The first, Katia, a twenty-something fashion designer who said she personally knows “about a dozen girls” who took to their heels, said women are tired of trying to please “spoiled Russian playboys.”
“They are just tired of wasting their lives trying to pamper and please spoiled Russian playboys who are too indecisive and scared of making decisions ‘if they actually need it,’” she said. “Russian women just want to relax and feel like weak women again, which they think the foreign men, who are tired of their emancipated women, will provide.”
The other interviewee, Kirill, a computer programmer with a Russian startup, chose not to place too much emphasis on the “brain drain” theory, instead arguing that the Russians have a more of a “Swedish approach” to childrearing.
“In the Soviet times, people understood that the state would take care of their basic needs, so there was no need to have children who would take care of them in their old age,” he said.
Kirill added that even in Soviet times, the bulk of the population increases occurred not in Russia proper, but rather in the Central Asian republics.

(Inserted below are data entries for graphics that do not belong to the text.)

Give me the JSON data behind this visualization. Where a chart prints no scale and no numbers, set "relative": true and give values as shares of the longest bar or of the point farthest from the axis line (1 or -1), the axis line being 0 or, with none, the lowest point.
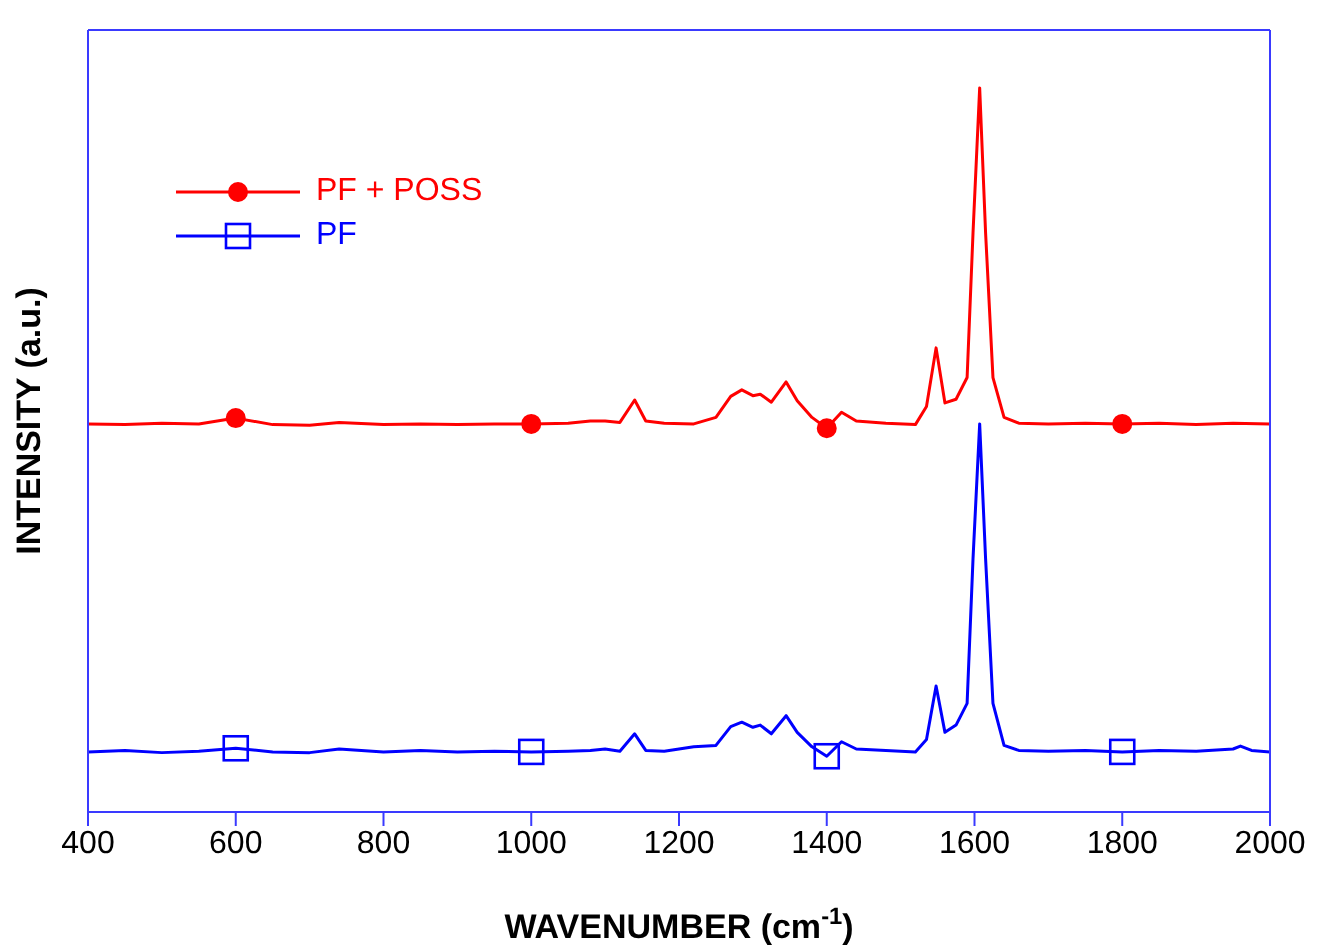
{
  "chart_data": {
    "type": "line",
    "xlabel": "WAVENUMBER (cm$^{-1}$)",
    "ylabel": "INTENSITY (a.u.)",
    "relative": true,
    "xlim": [
      400,
      2000
    ],
    "xticks": [
      400,
      600,
      800,
      1000,
      1200,
      1400,
      1600,
      1800,
      2000
    ],
    "legend": "top left",
    "line_style": "solid",
    "series": [
      {
        "name": "PF + POSS",
        "color": "#ff0000",
        "x": [
          400,
          450,
          500,
          550,
          600,
          650,
          700,
          740,
          800,
          850,
          900,
          950,
          1000,
          1050,
          1080,
          1100,
          1120,
          1140,
          1155,
          1180,
          1220,
          1250,
          1270,
          1285,
          1300,
          1310,
          1325,
          1345,
          1360,
          1380,
          1400,
          1420,
          1440,
          1480,
          1520,
          1535,
          1548,
          1560,
          1575,
          1590,
          1598,
          1607,
          1615,
          1625,
          1640,
          1660,
          1700,
          1750,
          1800,
          1850,
          1900,
          1950,
          2000
        ],
        "values": [
          0.536,
          0.535,
          0.537,
          0.536,
          0.544,
          0.535,
          0.534,
          0.538,
          0.535,
          0.536,
          0.535,
          0.536,
          0.536,
          0.537,
          0.54,
          0.54,
          0.538,
          0.569,
          0.54,
          0.537,
          0.536,
          0.545,
          0.574,
          0.583,
          0.575,
          0.577,
          0.566,
          0.594,
          0.568,
          0.545,
          0.53,
          0.552,
          0.54,
          0.537,
          0.535,
          0.56,
          0.641,
          0.565,
          0.57,
          0.6,
          0.8,
          1,
          0.8,
          0.6,
          0.545,
          0.537,
          0.536,
          0.537,
          0.536,
          0.537,
          0.535,
          0.537,
          0.536
        ]
      },
      {
        "type": "scatter",
        "color": "#ff0000",
        "marker": "circle",
        "x": [
          600,
          1000,
          1400,
          1800
        ],
        "values": [
          0.544,
          0.536,
          0.53,
          0.536
        ]
      },
      {
        "name": "PF",
        "color": "#0000ff",
        "x": [
          400,
          450,
          500,
          550,
          600,
          650,
          700,
          740,
          800,
          850,
          900,
          950,
          1000,
          1050,
          1080,
          1100,
          1120,
          1140,
          1155,
          1180,
          1220,
          1250,
          1270,
          1285,
          1300,
          1310,
          1325,
          1345,
          1360,
          1380,
          1400,
          1420,
          1440,
          1480,
          1520,
          1535,
          1548,
          1560,
          1575,
          1590,
          1598,
          1607,
          1615,
          1625,
          1640,
          1660,
          1700,
          1750,
          1800,
          1850,
          1900,
          1950,
          1960,
          1975,
          2000
        ],
        "values": [
          0.083,
          0.085,
          0.082,
          0.084,
          0.088,
          0.083,
          0.082,
          0.087,
          0.083,
          0.085,
          0.083,
          0.084,
          0.083,
          0.084,
          0.085,
          0.087,
          0.084,
          0.108,
          0.085,
          0.084,
          0.09,
          0.092,
          0.118,
          0.124,
          0.117,
          0.12,
          0.108,
          0.133,
          0.11,
          0.09,
          0.077,
          0.097,
          0.087,
          0.085,
          0.083,
          0.1,
          0.174,
          0.11,
          0.12,
          0.15,
          0.35,
          0.536,
          0.35,
          0.15,
          0.092,
          0.085,
          0.084,
          0.085,
          0.083,
          0.085,
          0.084,
          0.087,
          0.091,
          0.085,
          0.083
        ]
      },
      {
        "type": "scatter",
        "color": "#0000ff",
        "marker": "square",
        "x": [
          600,
          1000,
          1400,
          1800
        ],
        "values": [
          0.088,
          0.083,
          0.077,
          0.083
        ]
      }
    ]
  }
}
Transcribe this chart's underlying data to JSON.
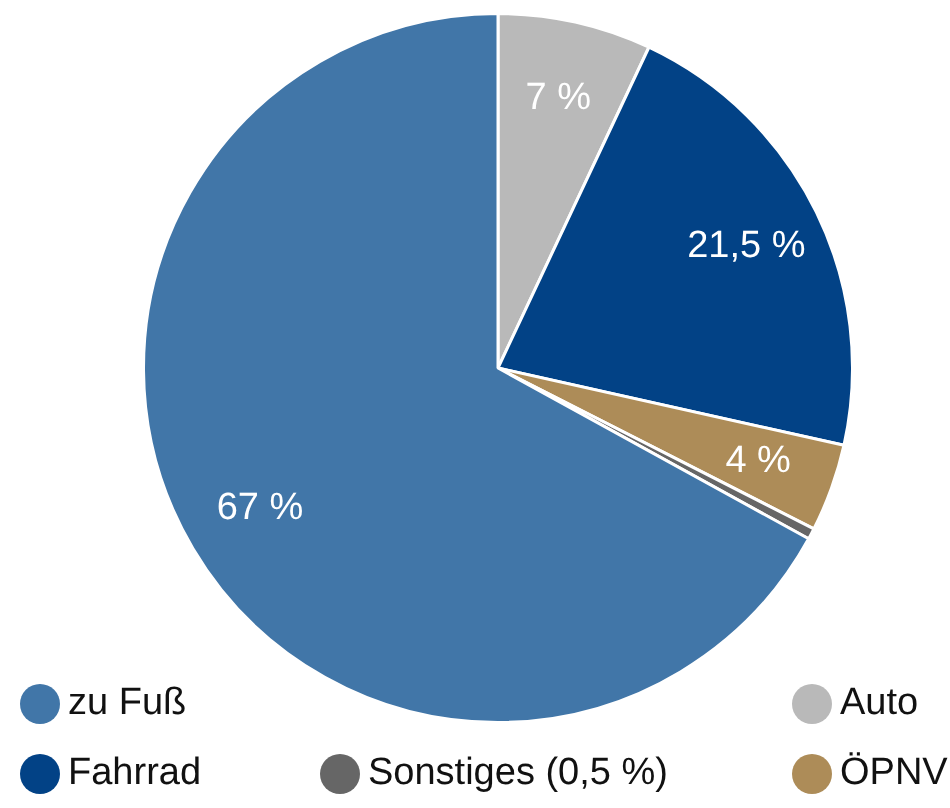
{
  "chart_data": {
    "type": "pie",
    "categories": [
      "Auto",
      "Fahrrad",
      "ÖPNV",
      "Sonstiges (0,5 %)",
      "zu Fuß"
    ],
    "values": [
      7,
      21.5,
      4,
      0.5,
      67
    ],
    "colors": [
      "#b9b9b9",
      "#024286",
      "#ad8c58",
      "#666666",
      "#4176a8"
    ],
    "value_labels": [
      "7 %",
      "21,5 %",
      "4 %",
      null,
      "67 %"
    ],
    "legend": "bottom"
  }
}
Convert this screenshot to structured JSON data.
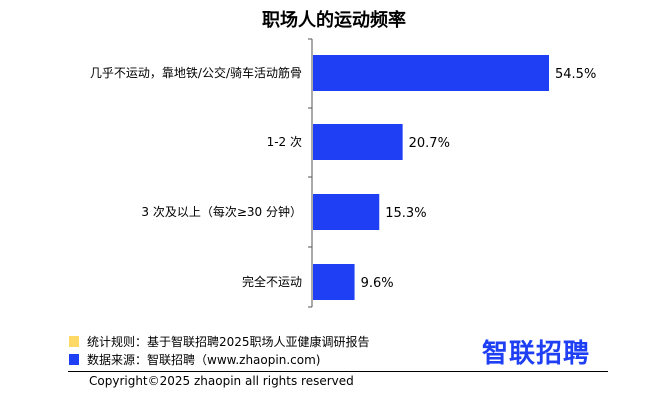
{
  "chart_data": {
    "type": "bar",
    "orientation": "horizontal",
    "title": "职场人的运动频率",
    "categories": [
      "几乎不运动，靠地铁/公交/骑车活动筋骨",
      "1-2 次",
      "3 次及以上（每次≥30 分钟）",
      "完全不运动"
    ],
    "values": [
      54.5,
      20.7,
      15.3,
      9.6
    ],
    "value_labels": [
      "54.5%",
      "20.7%",
      "15.3%",
      "9.6%"
    ],
    "unit": "%",
    "bar_color": "#1f3ff5",
    "xlim": [
      0,
      54.5
    ]
  },
  "legend": [
    {
      "color": "#ffd966",
      "text": "统计规则：基于智联招聘2025职场人亚健康调研报告"
    },
    {
      "color": "#1f3ff5",
      "text": "数据来源：智联招聘（www.zhaopin.com)"
    }
  ],
  "logo": "智联招聘",
  "copyright": "Copyright©2025 zhaopin all rights reserved"
}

“This trend is continuing today,” he said, “with Russians opting for fewer children.”
Tax the Bachelors?
So should Russia declare a national emergency, confiscate all the females’ passports, and close the exit gates? Or should Russia reintroduce tax legislation leftover from the Stalin period, which imposed a 6 percent “bachelor tax” on men between the ages of 25 to 50? Would it make a difference?
The so-called childlessness tax, or bachelor tax (incidentally, in 18 B.C. Julius Caesar introduced his own “bachelor tax” in an attempt to get Rome’s hedonistic aristocracy off the couch and into the bedroom), remained in force until the dissolution of the Soviet Union in 1991. The Ministry of Health and Deputy Chairman of the State Duma Committee for Health Protection Nikolai Gerasimenko proposed reinstating the tax in Russia in 2006.
Enforced from 1941–1990, the tax affected most childless men from 25 to 50 years of age (as well as most childless married women from 20 to 45 years of age). The tax docked 6 percent of the childless person’s wages, but it provided certain exceptions: those with children that died during World War II were exempt from the tax, as well as war heroes. Students were also excluded from the tax, and others whose earnings were meager. Individuals who were medically ineligible to give birth were also exempt to this tax.
It has been said that many single men fraudulently escaped the tax by providing fake medical documentation.
In 1991, the tax was changed to no longer apply to women, and in 1992, the tax was revoked due to the dissolution of the Soviet Union.
During the Soviet period, Russia had a higher fertility rate than it did in the years after the fall of the Soviet Union, prompting some Russian leaders to propose bringing back the tax on childlessness.
“It is about time we should think about [reintroducing] a childlessness tax. If you do not want to think about your social duty for your fatherland than you will have to pay for it,” Gerasimenko said.
Whether such a tax would jumpstart Russia’s demographic crisis is a difficult question, but at this point it certainly would not hurt to try.